Bank Repossessions Reach 1,000,000

From Finance, Insurance and Real Estate News:

The number of bank repossessions of homes this year could top one million despite tens of billions of federal dollars that have been spent to keep people from losing their homes. That’s the report from RealtyTrac Inc., which publishes the nation’s largest database of foreclosure, auction, and bank-owned homes.

RealtyTrac’s Midyear 2010 U.S. Foreclosure Market Report, issued in July, shows 1,961,894 foreclosure filings — default notices, auction sale notices and bank repossessions — were reported on 1,654,634 U.S. properties in the first six months of 2010. This is down 5 percent from the previous six months but an 8 percent increase in total properties from the first six months of 2009.

One in 78 housing units in the U.S. received at least one foreclosure filing in the first half of the year, according to RealtyTrac. Of the 1.2 million homeowners who have gone into the Obama administration’s $75 billion mortgage assistance program, approximately one-third have dropped out.

“The midyear numbers put us on pace to exceed three million properties with foreclosure filings by the end of the year, and more than one million bank repossessions,” said RealtyTrac chief executive James J. Saccacio. “The roller coaster pattern of foreclosure activity over the past 12 months demonstrates that while the foreclosure problem is being managed on the surface, a massive number of distressed properties and underwater loans continue to sit just below the surface, threatening the fragile stability of the housing market.”

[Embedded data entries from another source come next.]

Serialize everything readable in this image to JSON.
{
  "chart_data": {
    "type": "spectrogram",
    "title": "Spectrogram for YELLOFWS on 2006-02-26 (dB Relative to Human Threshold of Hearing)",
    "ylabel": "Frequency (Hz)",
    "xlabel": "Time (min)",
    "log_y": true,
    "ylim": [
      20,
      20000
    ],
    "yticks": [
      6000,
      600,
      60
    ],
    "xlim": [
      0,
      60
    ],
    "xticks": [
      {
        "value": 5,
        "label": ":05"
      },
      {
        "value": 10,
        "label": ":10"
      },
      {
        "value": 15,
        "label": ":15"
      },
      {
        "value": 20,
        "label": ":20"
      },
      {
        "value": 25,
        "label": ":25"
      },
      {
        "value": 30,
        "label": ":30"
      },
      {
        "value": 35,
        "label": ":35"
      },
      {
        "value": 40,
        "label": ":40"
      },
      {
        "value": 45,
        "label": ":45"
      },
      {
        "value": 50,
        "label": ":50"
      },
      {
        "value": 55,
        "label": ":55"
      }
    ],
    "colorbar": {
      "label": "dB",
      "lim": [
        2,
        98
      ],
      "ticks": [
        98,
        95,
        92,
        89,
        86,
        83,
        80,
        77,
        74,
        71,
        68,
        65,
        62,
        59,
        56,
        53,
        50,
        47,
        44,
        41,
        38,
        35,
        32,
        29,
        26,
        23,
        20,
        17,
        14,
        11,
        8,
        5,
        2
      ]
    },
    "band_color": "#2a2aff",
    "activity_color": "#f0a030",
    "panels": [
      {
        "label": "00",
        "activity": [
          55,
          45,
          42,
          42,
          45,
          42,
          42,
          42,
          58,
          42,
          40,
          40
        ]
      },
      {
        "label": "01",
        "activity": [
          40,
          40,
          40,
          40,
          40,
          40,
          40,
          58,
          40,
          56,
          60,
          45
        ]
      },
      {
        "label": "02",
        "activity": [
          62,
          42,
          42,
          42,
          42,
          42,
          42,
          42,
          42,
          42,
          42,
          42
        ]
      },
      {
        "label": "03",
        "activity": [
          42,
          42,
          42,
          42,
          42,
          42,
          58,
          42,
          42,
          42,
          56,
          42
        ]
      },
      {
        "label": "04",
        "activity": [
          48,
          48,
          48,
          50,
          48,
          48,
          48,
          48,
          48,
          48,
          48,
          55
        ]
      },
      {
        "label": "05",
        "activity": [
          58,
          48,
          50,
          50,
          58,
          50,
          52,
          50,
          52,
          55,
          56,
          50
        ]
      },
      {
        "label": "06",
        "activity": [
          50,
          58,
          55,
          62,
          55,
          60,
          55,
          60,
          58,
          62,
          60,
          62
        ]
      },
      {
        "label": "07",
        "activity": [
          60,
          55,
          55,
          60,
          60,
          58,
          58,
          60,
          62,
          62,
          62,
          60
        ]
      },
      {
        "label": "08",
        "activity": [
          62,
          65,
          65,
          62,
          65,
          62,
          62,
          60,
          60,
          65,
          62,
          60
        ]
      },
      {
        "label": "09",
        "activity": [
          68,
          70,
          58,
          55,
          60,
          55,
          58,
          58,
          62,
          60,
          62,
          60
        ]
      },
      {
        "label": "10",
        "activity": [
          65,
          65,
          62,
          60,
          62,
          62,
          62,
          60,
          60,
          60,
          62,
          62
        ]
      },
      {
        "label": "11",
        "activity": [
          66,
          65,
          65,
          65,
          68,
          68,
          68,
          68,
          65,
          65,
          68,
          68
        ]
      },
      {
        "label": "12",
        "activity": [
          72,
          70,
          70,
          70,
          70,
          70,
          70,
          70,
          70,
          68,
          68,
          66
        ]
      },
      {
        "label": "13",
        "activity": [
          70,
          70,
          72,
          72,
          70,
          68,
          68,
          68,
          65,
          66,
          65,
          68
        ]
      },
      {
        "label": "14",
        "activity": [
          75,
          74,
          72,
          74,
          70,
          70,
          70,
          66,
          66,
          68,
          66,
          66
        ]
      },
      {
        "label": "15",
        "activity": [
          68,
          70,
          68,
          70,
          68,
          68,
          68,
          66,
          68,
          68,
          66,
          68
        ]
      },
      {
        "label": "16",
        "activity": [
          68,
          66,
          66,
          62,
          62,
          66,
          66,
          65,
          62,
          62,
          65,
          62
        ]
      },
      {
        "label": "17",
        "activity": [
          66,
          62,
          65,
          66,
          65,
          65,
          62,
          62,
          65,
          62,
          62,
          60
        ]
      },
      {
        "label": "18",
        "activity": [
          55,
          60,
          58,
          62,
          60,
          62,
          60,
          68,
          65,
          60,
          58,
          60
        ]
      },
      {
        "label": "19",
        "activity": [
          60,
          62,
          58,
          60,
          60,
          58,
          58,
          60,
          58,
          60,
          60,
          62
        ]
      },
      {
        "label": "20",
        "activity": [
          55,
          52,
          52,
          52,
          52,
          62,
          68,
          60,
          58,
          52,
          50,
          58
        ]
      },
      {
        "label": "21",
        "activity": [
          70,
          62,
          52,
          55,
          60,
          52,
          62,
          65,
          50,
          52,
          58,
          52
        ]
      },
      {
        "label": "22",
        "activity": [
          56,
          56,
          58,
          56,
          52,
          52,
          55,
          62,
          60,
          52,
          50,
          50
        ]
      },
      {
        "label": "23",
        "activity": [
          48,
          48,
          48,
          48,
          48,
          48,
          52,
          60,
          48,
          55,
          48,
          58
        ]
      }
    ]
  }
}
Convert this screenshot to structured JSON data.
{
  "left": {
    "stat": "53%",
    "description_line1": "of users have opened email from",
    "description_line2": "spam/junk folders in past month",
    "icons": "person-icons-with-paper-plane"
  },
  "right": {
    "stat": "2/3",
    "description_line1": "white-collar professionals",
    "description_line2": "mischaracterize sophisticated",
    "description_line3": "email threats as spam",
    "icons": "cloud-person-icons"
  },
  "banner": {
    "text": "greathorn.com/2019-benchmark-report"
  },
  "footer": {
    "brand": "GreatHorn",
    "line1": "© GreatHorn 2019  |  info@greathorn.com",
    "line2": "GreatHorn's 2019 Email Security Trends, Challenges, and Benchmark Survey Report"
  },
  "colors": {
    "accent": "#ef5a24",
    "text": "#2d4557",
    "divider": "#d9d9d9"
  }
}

Areas where housing prices shot up highest during the real estate boom are being hit hardest in the bust. Nevada, Arizona and Florida have the highest foreclosure rates (percent of homes in foreclosure), and California, Florida and Arizona have the highest numbers of foreclosures.

Experts are not seeing any relief anytime soon. The key problem is not just unemployment but a crash in property values that makes it less likely home owners will do everything possible to keep their houses, including renting out. Many people are cutting their losses and moving on with what cash they can rather than continue dumping money into a pit that they will never be able to resell.

Of course people thinking that their house was an investment and not a place to live was how we got into this mess in the first place.